On the other hand, the study was cross sectional, and there was a potential for coding errors and missing data. For instance, we cannot exclude the possibility that individuals started taking supplements months before the ambulatory visit. We do not know the exact values of D3 and B12 at the time the falls occurred. In order to limit possible confounding variables in our study, we set a series of exclusion criteria for our sample for those factors that could influence the incidence of falls and determine predisposing factors for various balance disorders. Among these confounding factors, we have not considered the pharmacological regimens of each patient who is part of our sample. The small sample with an unequal distribution between men and women imparts statistical limitations to the data analysis. The levels of vitamin B12 (cyanocobalamin) in the blood are not always a reliable indicator to assess its deficiency, since it is stored in the various tissues and its reserves differ in each of them. Other markers such as Methylmalonic Acid (MMA) and co-measurement of vitamin B12 levels simultaneously with folic acid and homocysteine appear to be more closely related and better identify a potential vitamin B12 deficiency. A similar limitation applies to the determination of vitamin D3 levels, as its measurement may vary from laboratory to laboratory[14].
Conclusions
In our study, 48.9% of the sample had at least one fall. In these patients, the levels of vitamins B12 and D were statistically significantly lower than in participants who reported not having fallen.
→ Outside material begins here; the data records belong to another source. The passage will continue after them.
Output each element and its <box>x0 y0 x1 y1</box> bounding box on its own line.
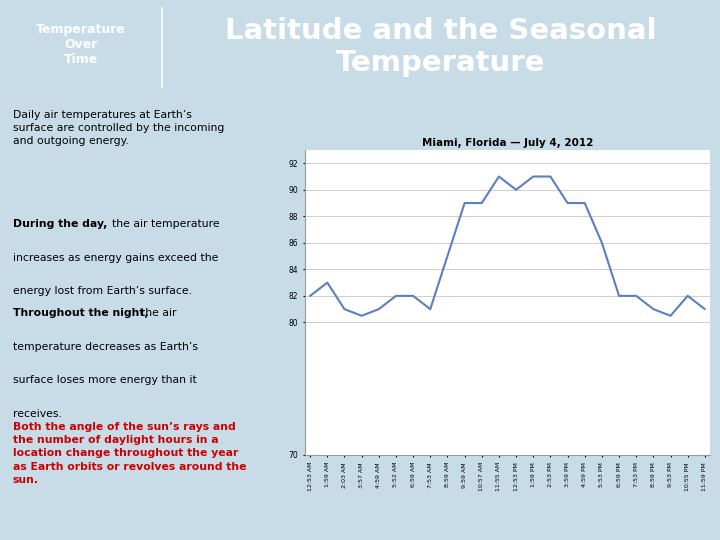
Text: the air: the air <box>141 308 176 319</box>
Text: increases as energy gains exceed the: increases as energy gains exceed the <box>13 253 218 262</box>
Text: energy lost from Earth’s surface.: energy lost from Earth’s surface. <box>13 286 192 296</box>
Text: Temperature
Over
Time: Temperature Over Time <box>36 23 126 66</box>
Text: Daily air temperatures at Earth’s
surface are controlled by the incoming
and out: Daily air temperatures at Earth’s surfac… <box>13 110 225 146</box>
Text: During the day,: During the day, <box>13 219 107 230</box>
Text: the air temperature: the air temperature <box>112 219 220 230</box>
Text: surface loses more energy than it: surface loses more energy than it <box>13 375 197 385</box>
Text: temperature decreases as Earth’s: temperature decreases as Earth’s <box>13 342 198 352</box>
Title: Miami, Florida — July 4, 2012: Miami, Florida — July 4, 2012 <box>422 138 593 148</box>
Text: Both the angle of the sun’s rays and
the number of daylight hours in a
location : Both the angle of the sun’s rays and the… <box>13 422 246 485</box>
Text: Latitude and the Seasonal
Temperature: Latitude and the Seasonal Temperature <box>225 17 657 77</box>
Text: Throughout the night,: Throughout the night, <box>13 308 149 319</box>
Text: receives.: receives. <box>13 409 62 419</box>
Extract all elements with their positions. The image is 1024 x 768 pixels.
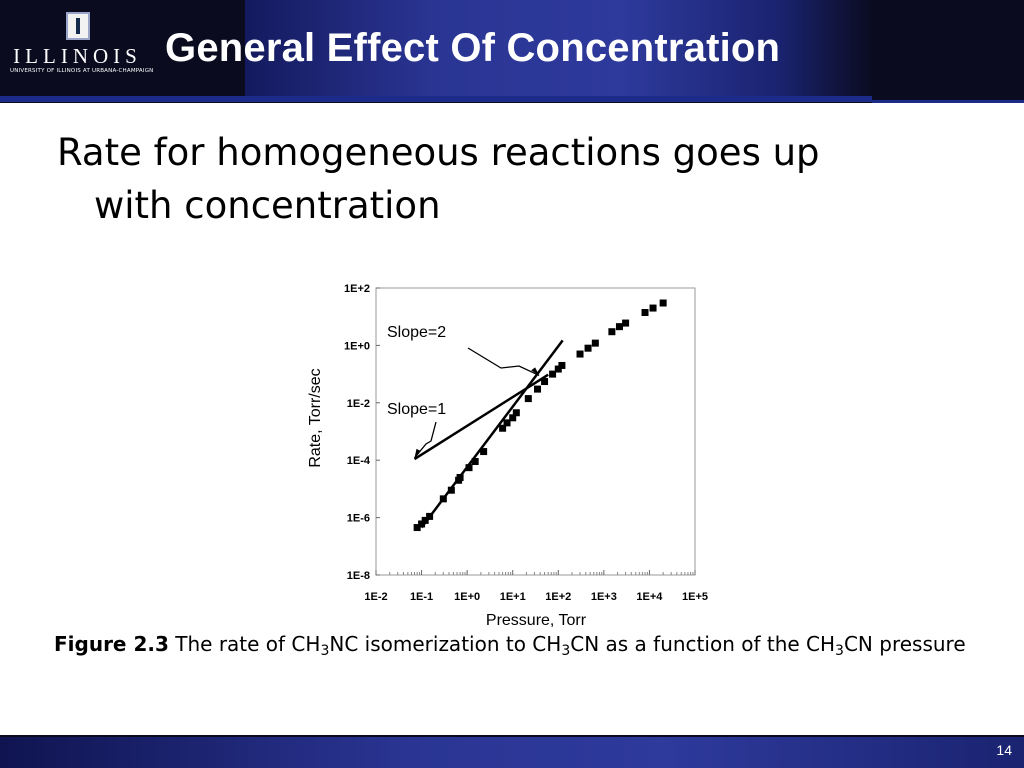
footer-line [0,735,1024,737]
x-axis-label: Pressure, Torr [486,612,587,629]
data-point [503,419,511,427]
data-point [512,409,520,417]
body-line-2: with concentration [94,184,441,227]
figure-label: Figure 2.3 [54,632,169,656]
x-tick-label: 1E+2 [545,591,571,603]
y-axis-label: Rate, Torr/sec [307,368,324,467]
header-rule-right [872,100,1024,103]
annotations: Slope=2 Slope=1 [387,324,540,459]
x-tick-label: 1E-1 [410,591,433,603]
data-point [659,299,667,307]
slope-2-label: Slope=2 [387,324,446,341]
header-rule [0,96,872,102]
header-band [245,0,873,96]
data-point [524,395,532,403]
y-axis-ticks: 1E-8 1E-6 1E-4 1E-2 1E+0 1E+2 [344,283,380,582]
rate-vs-pressure-chart: 1E-8 1E-6 1E-4 1E-2 1E+0 1E+2 1E-2 1E-1 1E+0 1E+… [307,283,708,629]
slope-1-label: Slope=1 [387,401,446,418]
caption-sub-3: 3 [835,643,844,659]
x-tick-label: 1E+4 [636,591,663,603]
illinois-logo: ILLINOIS UNIVERSITY OF ILLINOIS AT URBAN… [10,12,154,82]
data-points [413,299,667,532]
data-point [622,319,630,327]
slide-title: General Effect Of Concentration [165,26,781,70]
logo-subtext: UNIVERSITY OF ILLINOIS AT URBANA-CHAMPAI… [10,68,154,74]
data-point [608,328,616,336]
data-point [447,486,455,494]
data-point [541,378,549,386]
slope-2-leader [467,347,540,377]
footer-band [0,737,1024,768]
y-tick-label: 1E-2 [347,398,370,410]
data-point [576,350,584,358]
data-point [421,516,429,524]
caption-text-3: CN as a function of the CH [570,632,836,656]
x-tick-label: 1E-2 [364,591,387,603]
logo-wordmark: ILLINOIS [13,44,142,68]
data-point [418,520,426,528]
x-tick-label: 1E+1 [500,591,526,603]
fit-line [413,373,549,461]
slope-1-arrowhead [414,448,421,458]
data-point [534,385,542,393]
y-tick-label: 1E-4 [347,455,371,467]
x-axis-ticks: 1E-2 1E-1 1E+0 1E+1 1E+2 1E+3 1E+4 1E+5 [364,570,708,603]
x-tick-label: 1E+0 [454,591,480,603]
data-point [554,365,562,373]
caption-text-1: The rate of CH [168,632,321,656]
data-point [439,495,447,503]
x-tick-label: 1E+5 [682,591,708,603]
y-tick-label: 1E+0 [344,340,370,352]
x-tick-label: 1E+3 [591,591,617,603]
caption-text-4: CN pressure [843,632,966,656]
data-point [509,414,517,422]
data-point [649,304,657,312]
body-text: Rate for homogeneous reactions goes up w… [57,126,937,232]
y-tick-label: 1E-8 [347,570,370,582]
data-point [456,473,464,481]
data-point [465,464,473,472]
data-point [471,458,479,466]
data-point [591,339,599,347]
data-point [413,524,421,532]
body-line-1: Rate for homogeneous reactions goes up [57,131,820,174]
slope-2-arrowhead [531,367,540,376]
caption-sub-1: 3 [320,643,330,659]
data-point [480,448,488,456]
data-point [499,424,507,432]
y-tick-label: 1E+2 [344,283,370,295]
block-i-icon [66,12,90,40]
y-tick-label: 1E-6 [347,513,370,525]
data-point [584,344,592,352]
data-point [549,370,557,378]
data-point [558,361,566,369]
data-point [641,309,649,317]
caption-text-2: NC isomerization to CH [329,632,562,656]
figure-caption: Figure 2.3 The rate of CH3NC isomerizati… [54,628,994,661]
x-minor-ticks [389,572,694,575]
data-point [615,323,623,331]
caption-sub-2: 3 [561,643,571,659]
page-number: 14 [996,742,1012,758]
plot-frame [375,287,696,576]
data-point [426,512,434,520]
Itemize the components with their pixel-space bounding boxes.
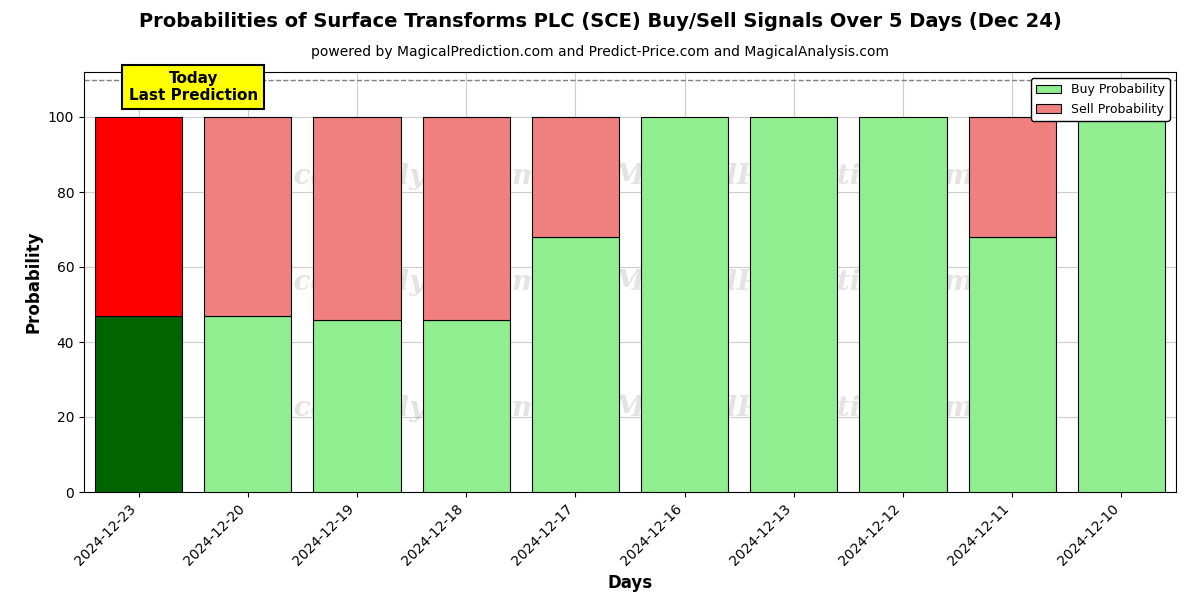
Bar [313,117,401,319]
Text: Today
Last Prediction: Today Last Prediction [128,71,258,103]
Text: MagicalAnalysis.com: MagicalAnalysis.com [216,395,542,421]
Text: MagicalPrediction.com: MagicalPrediction.com [613,269,974,295]
Text: MagicalPrediction.com: MagicalPrediction.com [613,395,974,421]
Legend: Buy Probability, Sell Probability: Buy Probability, Sell Probability [1031,78,1170,121]
Text: MagicalAnalysis.com: MagicalAnalysis.com [216,163,542,191]
Bar [641,117,728,492]
Bar [532,237,619,492]
Bar [1078,117,1165,492]
Bar [968,117,1056,237]
Bar [532,117,619,237]
Text: powered by MagicalPrediction.com and Predict-Price.com and MagicalAnalysis.com: powered by MagicalPrediction.com and Pre… [311,45,889,59]
Text: Probabilities of Surface Transforms PLC (SCE) Buy/Sell Signals Over 5 Days (Dec : Probabilities of Surface Transforms PLC … [139,12,1061,31]
Bar [204,117,292,316]
Text: MagicalAnalysis.com: MagicalAnalysis.com [216,269,542,295]
Bar [313,319,401,492]
Y-axis label: Probability: Probability [24,231,42,333]
Bar [204,316,292,492]
Bar [95,316,182,492]
Bar [422,117,510,319]
X-axis label: Days: Days [607,574,653,592]
Bar [750,117,838,492]
Bar [859,117,947,492]
Bar [422,319,510,492]
Bar [95,117,182,316]
Bar [968,237,1056,492]
Text: MagicalPrediction.com: MagicalPrediction.com [613,163,974,191]
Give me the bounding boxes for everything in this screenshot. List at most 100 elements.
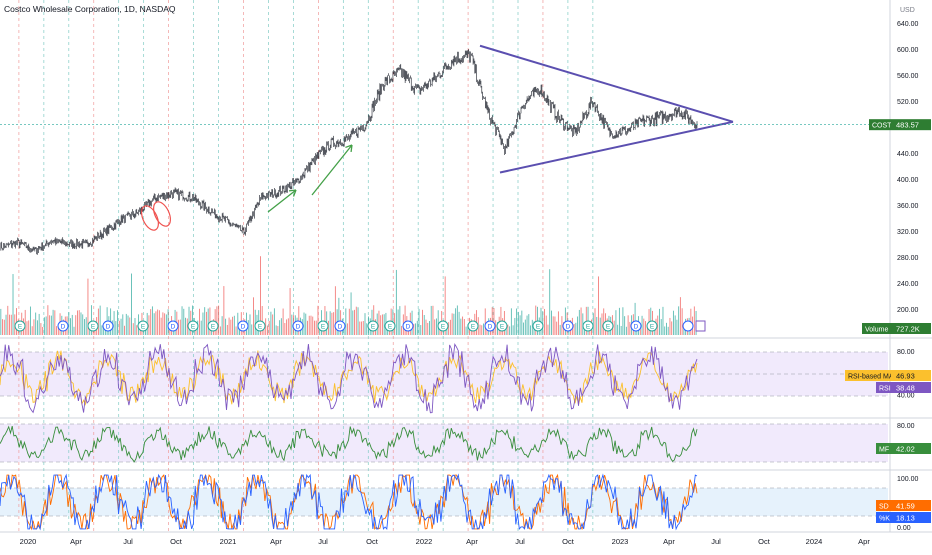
rsi-tick-label: 80.00 xyxy=(897,349,915,356)
time-axis-label: Oct xyxy=(562,537,575,546)
volume-bar xyxy=(209,307,211,335)
volume-bar xyxy=(338,297,340,335)
volume-bar xyxy=(561,316,563,335)
volume-bar xyxy=(598,276,599,335)
event-marker-E xyxy=(532,320,544,332)
stoch-tick-label: 100.00 xyxy=(897,476,919,483)
volume-bar xyxy=(7,305,9,335)
event-marker-E xyxy=(496,320,508,332)
volume-bar xyxy=(547,324,549,335)
volume-bar xyxy=(364,313,366,335)
highlight-ellipse-1 xyxy=(141,205,159,231)
volume-bar xyxy=(239,326,240,335)
volume-bar xyxy=(578,309,580,335)
upcoming-earnings-marker xyxy=(695,320,706,332)
event-marker-label: E xyxy=(606,324,611,331)
sk-badge-label: %K xyxy=(879,515,890,522)
volume-bar xyxy=(151,306,153,335)
volume-bar xyxy=(355,306,357,335)
volume-bar xyxy=(268,320,270,335)
volume-bar xyxy=(155,311,157,335)
triangle-upper-trendline xyxy=(479,44,734,123)
volume-bar xyxy=(254,309,256,335)
volume-bar xyxy=(429,321,430,335)
volume-bar xyxy=(526,315,528,335)
volume-bar xyxy=(679,297,681,335)
event-marker-D xyxy=(484,320,496,332)
volume-bar xyxy=(361,321,362,335)
price-tick-label: 280.00 xyxy=(897,255,919,262)
volume-bar xyxy=(449,319,451,335)
volume-bar xyxy=(507,324,509,335)
volume-bar xyxy=(437,310,439,335)
event-marker-D xyxy=(57,320,69,332)
price-tick-label: 200.00 xyxy=(897,307,919,314)
volume-bar xyxy=(601,313,603,335)
volume-bar xyxy=(413,323,415,335)
volume-bar xyxy=(99,305,101,335)
volume-bar xyxy=(617,324,619,335)
rsi-badge-value: 38.48 xyxy=(896,383,915,392)
volume-bar xyxy=(85,317,87,335)
volume-bar xyxy=(451,313,453,335)
volume-bar xyxy=(347,323,349,335)
volume-bar xyxy=(460,318,462,335)
volume-bar xyxy=(266,325,268,335)
mf-badge-value: 42.02 xyxy=(896,444,915,453)
volume-bar xyxy=(310,315,312,335)
sk-badge-value-bg xyxy=(891,512,931,523)
cost-badge-label-bg xyxy=(869,119,891,131)
volume-bar xyxy=(287,318,289,335)
volume-bar xyxy=(26,321,28,335)
price-tick-label: 360.00 xyxy=(897,203,919,210)
event-marker-E xyxy=(137,320,149,332)
event-marker-label: D xyxy=(338,324,343,331)
event-marker-E xyxy=(187,320,199,332)
volume-bar xyxy=(35,312,37,335)
volume-bar xyxy=(681,308,683,335)
volume-bar xyxy=(291,314,293,335)
trend-arrow-1-head xyxy=(288,189,297,197)
volume-bar xyxy=(458,311,460,335)
volume-bar xyxy=(125,313,127,335)
rsi-ma-badge-value: 46.93 xyxy=(896,371,915,380)
price-tick-label: 240.00 xyxy=(897,281,919,288)
volume-bar xyxy=(129,317,131,335)
volume-bar xyxy=(512,325,514,335)
volume-badge-label: Volume xyxy=(865,326,888,333)
event-marker-label: E xyxy=(471,324,476,331)
volume-bar xyxy=(216,306,218,335)
volume-bar xyxy=(671,321,673,335)
volume-bar xyxy=(73,326,75,335)
volume-bar xyxy=(664,326,666,335)
event-marker-label: E xyxy=(211,324,216,331)
event-marker-label: E xyxy=(258,324,263,331)
event-marker-D xyxy=(167,320,179,332)
volume-bar xyxy=(101,325,103,335)
volume-bar xyxy=(16,308,17,335)
volume-bar xyxy=(28,320,30,335)
volume-bar xyxy=(77,310,78,335)
volume-bar xyxy=(54,310,56,335)
rsi-badge-value-bg xyxy=(891,382,931,393)
event-marker-label: E xyxy=(388,324,393,331)
volume-bar xyxy=(422,309,423,335)
rsi-tick-label: 40.00 xyxy=(897,392,915,399)
volume-bar xyxy=(432,305,434,335)
volume-bar xyxy=(693,306,695,335)
event-marker-D xyxy=(402,320,414,332)
volume-bar xyxy=(150,309,152,335)
volume-bar xyxy=(352,310,354,335)
volume-bar xyxy=(90,305,92,335)
volume-bar xyxy=(542,311,544,335)
volume-bar xyxy=(261,306,263,335)
volume-bar xyxy=(120,318,122,335)
event-marker-label: E xyxy=(18,324,23,331)
volume-bar xyxy=(573,323,575,335)
volume-bar xyxy=(305,313,307,335)
volume-bar xyxy=(122,314,124,335)
volume-bar xyxy=(531,319,533,335)
event-marker-D xyxy=(237,320,249,332)
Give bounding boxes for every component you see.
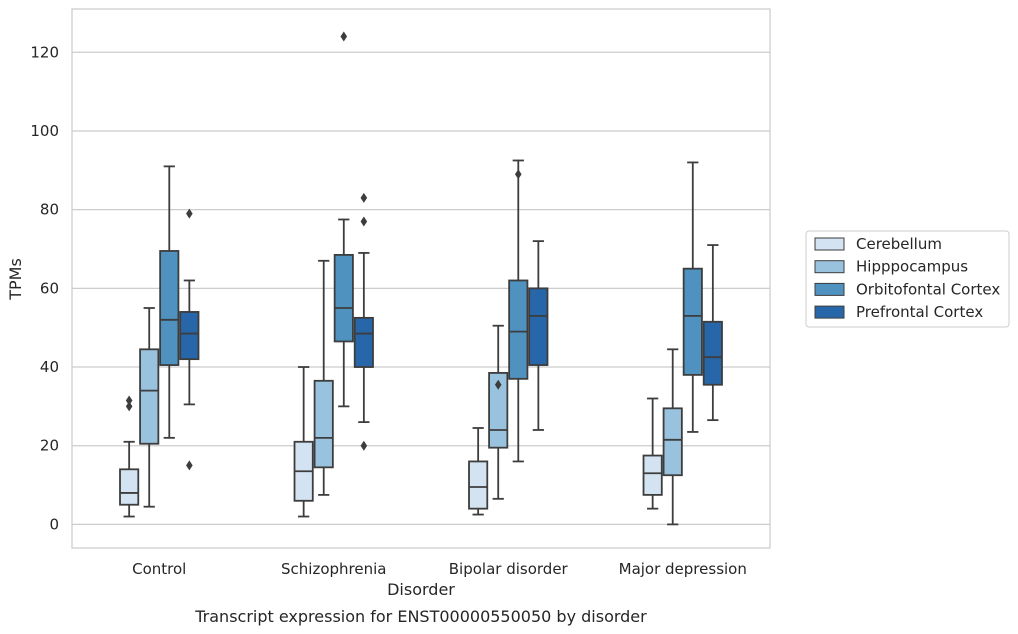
iqr-box: [468, 460, 489, 510]
y-tick-label: 60: [40, 279, 59, 297]
iqr-box: [508, 279, 529, 380]
box-orbitofontal-cortex: [682, 161, 703, 433]
legend-items: Cerebellum Hipppocampus Orbitofontal Corte…: [814, 235, 1000, 321]
iqr-box: [119, 468, 140, 506]
outlier-point: [186, 460, 193, 471]
iqr-box: [159, 250, 180, 366]
box-hipppocampus: [313, 259, 334, 496]
legend: Cerebellum Hipppocampus Orbitofontal Corte…: [805, 230, 1010, 328]
box-orbitofontal-cortex: [508, 159, 529, 463]
y-tick-label: 80: [40, 201, 59, 219]
box-cerebellum: [293, 366, 314, 518]
legend-swatch: [814, 237, 845, 251]
x-tick-label: Schizophrenia: [281, 560, 386, 578]
y-tick-label: 0: [49, 515, 59, 533]
box-cerebellum: [642, 397, 663, 510]
x-axis-title: Disorder: [387, 580, 455, 599]
outlier-point: [360, 440, 368, 451]
x-tick-label: Major depression: [619, 560, 747, 578]
box-prefrontal-cortex: [702, 244, 723, 422]
y-tick-label: 100: [30, 122, 59, 140]
iqr-box: [353, 316, 374, 368]
outlier-point: [125, 395, 133, 406]
box-hipppocampus: [662, 348, 683, 526]
y-axis-title: TPMs: [6, 258, 25, 301]
iqr-box: [642, 454, 663, 496]
box-orbitofontal-cortex: [333, 31, 354, 408]
iqr-box: [528, 287, 549, 366]
chart-caption: Transcript expression for ENST0000055005…: [194, 607, 647, 626]
outlier-point: [125, 401, 133, 412]
legend-label: Hipppocampus: [856, 258, 968, 276]
plot-area-frame: [71, 8, 771, 549]
legend-swatch: [814, 260, 845, 274]
iqr-box: [179, 311, 200, 361]
grid-lines: [72, 51, 770, 526]
iqr-box: [662, 407, 683, 477]
x-axis-ticks: Control Schizophrenia Bipolar disorder Majo…: [132, 560, 747, 578]
legend-label: Orbitofontal Cortex: [856, 280, 1000, 298]
iqr-box: [488, 372, 509, 449]
x-tick-label: Bipolar disorder: [449, 560, 569, 578]
iqr-box: [682, 267, 703, 376]
box-orbitofontal-cortex: [159, 165, 180, 439]
outlier-point: [360, 192, 368, 203]
box-cerebellum: [468, 427, 489, 516]
outlier-point: [360, 216, 368, 227]
box-cerebellum: [119, 395, 140, 518]
box-hipppocampus: [488, 324, 509, 500]
legend-frame: [805, 230, 1010, 328]
y-tick-label: 120: [30, 43, 59, 61]
box-prefrontal-cortex: [528, 240, 549, 431]
box-hipppocampus: [139, 307, 160, 508]
iqr-box: [139, 348, 160, 445]
outlier-point: [340, 31, 348, 42]
box-layer: [119, 31, 723, 526]
legend-label: Prefrontal Cortex: [856, 303, 983, 321]
iqr-box: [333, 253, 354, 343]
iqr-box: [702, 320, 723, 386]
legend-swatch: [814, 282, 845, 296]
box-prefrontal-cortex: [179, 208, 200, 471]
y-axis-ticks: 0 20 40 60 80 100 120: [30, 43, 59, 533]
outlier-point: [494, 379, 502, 390]
y-tick-label: 40: [40, 358, 59, 376]
box-prefrontal-cortex: [353, 192, 374, 451]
legend-swatch: [814, 305, 845, 319]
y-tick-label: 20: [40, 437, 59, 455]
outlier-point: [514, 169, 522, 180]
x-tick-label: Control: [132, 560, 186, 578]
outlier-point: [186, 208, 193, 219]
legend-label: Cerebellum: [856, 235, 942, 253]
iqr-box: [313, 379, 334, 469]
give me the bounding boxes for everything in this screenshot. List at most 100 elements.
The fallers had a mean value of vitamin B12 at 346.9±128.5 pg/mL and 24.3±8.9 ng/mL of vitamin D3. These cut-offs - should be taken into consideration at a clinical level - especially for vitamin B12 where most laboratories impose a lower physiological limit of around 200 pg/mL - as values to intervene with the integration of these vitamins in patients with falls, especially in older adults. In conclusion, after the multiple regression analysis model was performed, our initial hypothesis that vitamins B12 and D3 may positively affect balance and reduce the incidence of falls was partially confirmed, and that only in the case of vitamin B12 regarding balance but not falls. We have not found any statistically significant associations of falls and Mini-BESTest with vitamin D3 in the multiple regression model. Also, frailty seems to be another determining co-factor for falls and balance impairment, even though we have not found a statistically significant association for frail people but only for the pre–frail group. The fact that the Mini-BESTest can be predicted by the vitamin B12 levels can also constitute a clinical indicator for screening patients with vitamin B12 deficiency for balance problems. However, we are not able yet to fix a clear cut-off, under which to proceed to the screening. Moreover, the small sample of this study, and some possible methodological and data collection biases, do not allow for definitive conclusions to be drawn. For that reason, further investigation in larger population samples is required, especially in the Greek population where this first study was conducted.
Ethics approval
The study was approved by the institutional review board of the General University Hospital of Patras (EC number 733/10/12/2019).
Consent to participate
All participants provided written informed consent.
Acknowledgements
We would like to thank and acknowledge Dr Demi Patsios (University of Bristol) for reviewing and commenting on an earlier draft of this paper.
Footnotes
The authors have no conflict of interest.